Dave Scheiber does a terrific job in crafting this story while letting Delaney’s voice come through. I know this from having heard Delaney speak at a book launch in Washington, where his gift of gab was on full display in his easy remarks without notes as well as in lively replies to questions. But such anecdotes do not make a book, and Scheiber skillfully gives Delaney’s stories coherence and context, including some of his own research on a New Jersey crime scene.

Delaney recalled one particularly poignant anecdote from the book. After law enforcement agents in New Jersey rounded up scores of mobsters about whom Delaney and his undercover colleagues had gathered mountains of evidence, one of the mobsters Delaney had befriended as Bobby Covert—even attending holiday celebrations at the man’s house—noticed Delaney standing nearby and assumed he had been arrested, too. When the mobster was told Delaney was really a trooper, he said, “Bobby, you’re a friend of mine. How could you do this to me?” Delaney hung his head, devastated.

It is only half a surprise that, needing an escape from this hothouse environment, Delaney chose another pressure cooker: the work of the NBA referee. Having excelled at basketball as a youth, Delaney returned to the game by officiating at the high school level. It gave him a sense of peace—and it turned out he had a knack for blowing the whistle, progressing rapidly to the pros.

It’s easy to believe that someone who can stay cool among life-threatening thugs could also weather the intimidation of 7-foot-plus sports stars plying their aggressive game, with only the refs restraining them. The surprise, though, is that Delaney could enter the public eye so openly after sending a host of mobsters up the river. But he decided, in some steely corner of his soul, that he would live life on his own terms, without fear of what might happen.

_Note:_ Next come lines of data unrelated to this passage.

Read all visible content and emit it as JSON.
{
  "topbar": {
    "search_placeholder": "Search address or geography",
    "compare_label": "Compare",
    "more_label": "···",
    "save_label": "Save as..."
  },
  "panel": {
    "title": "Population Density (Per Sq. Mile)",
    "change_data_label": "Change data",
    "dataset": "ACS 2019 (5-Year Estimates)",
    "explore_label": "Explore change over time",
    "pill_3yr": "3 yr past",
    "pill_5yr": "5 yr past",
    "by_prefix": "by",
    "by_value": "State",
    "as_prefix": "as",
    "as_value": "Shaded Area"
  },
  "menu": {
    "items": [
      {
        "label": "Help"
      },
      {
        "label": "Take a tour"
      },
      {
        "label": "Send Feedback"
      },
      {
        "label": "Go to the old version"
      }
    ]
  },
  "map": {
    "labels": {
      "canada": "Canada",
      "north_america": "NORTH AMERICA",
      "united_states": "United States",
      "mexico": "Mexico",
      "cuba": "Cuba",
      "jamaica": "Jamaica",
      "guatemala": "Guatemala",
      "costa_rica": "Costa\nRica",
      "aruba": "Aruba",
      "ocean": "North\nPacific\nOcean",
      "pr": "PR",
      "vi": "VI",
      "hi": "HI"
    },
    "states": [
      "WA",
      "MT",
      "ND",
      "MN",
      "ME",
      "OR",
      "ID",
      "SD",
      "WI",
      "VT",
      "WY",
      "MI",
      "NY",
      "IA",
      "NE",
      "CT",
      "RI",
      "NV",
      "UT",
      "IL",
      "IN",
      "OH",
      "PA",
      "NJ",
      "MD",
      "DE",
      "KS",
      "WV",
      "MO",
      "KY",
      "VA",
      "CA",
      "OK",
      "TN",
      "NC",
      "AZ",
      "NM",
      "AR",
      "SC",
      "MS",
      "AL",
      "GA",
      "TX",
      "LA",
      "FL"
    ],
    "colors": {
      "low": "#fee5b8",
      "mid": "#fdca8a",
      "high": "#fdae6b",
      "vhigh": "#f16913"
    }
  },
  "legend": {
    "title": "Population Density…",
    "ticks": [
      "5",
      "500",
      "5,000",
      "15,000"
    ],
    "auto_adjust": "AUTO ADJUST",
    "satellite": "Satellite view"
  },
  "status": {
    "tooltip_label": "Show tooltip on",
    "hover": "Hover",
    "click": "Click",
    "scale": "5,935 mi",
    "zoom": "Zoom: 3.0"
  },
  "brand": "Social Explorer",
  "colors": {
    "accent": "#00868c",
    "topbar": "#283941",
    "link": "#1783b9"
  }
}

It is fitting that Dave Scheiber helped Delaney tell his story. Like Delaney, Scheiber found he could not be consumed by one career. While Delaney was risking his life in his work, Scheiber was learning to be an award-winning sports and feature writer for the St. Petersburg Times. But he has also spent the last 30 years playing guitar in country and rock bands, writing music, raising six kids with his wife, Janie—and now publishing his first book.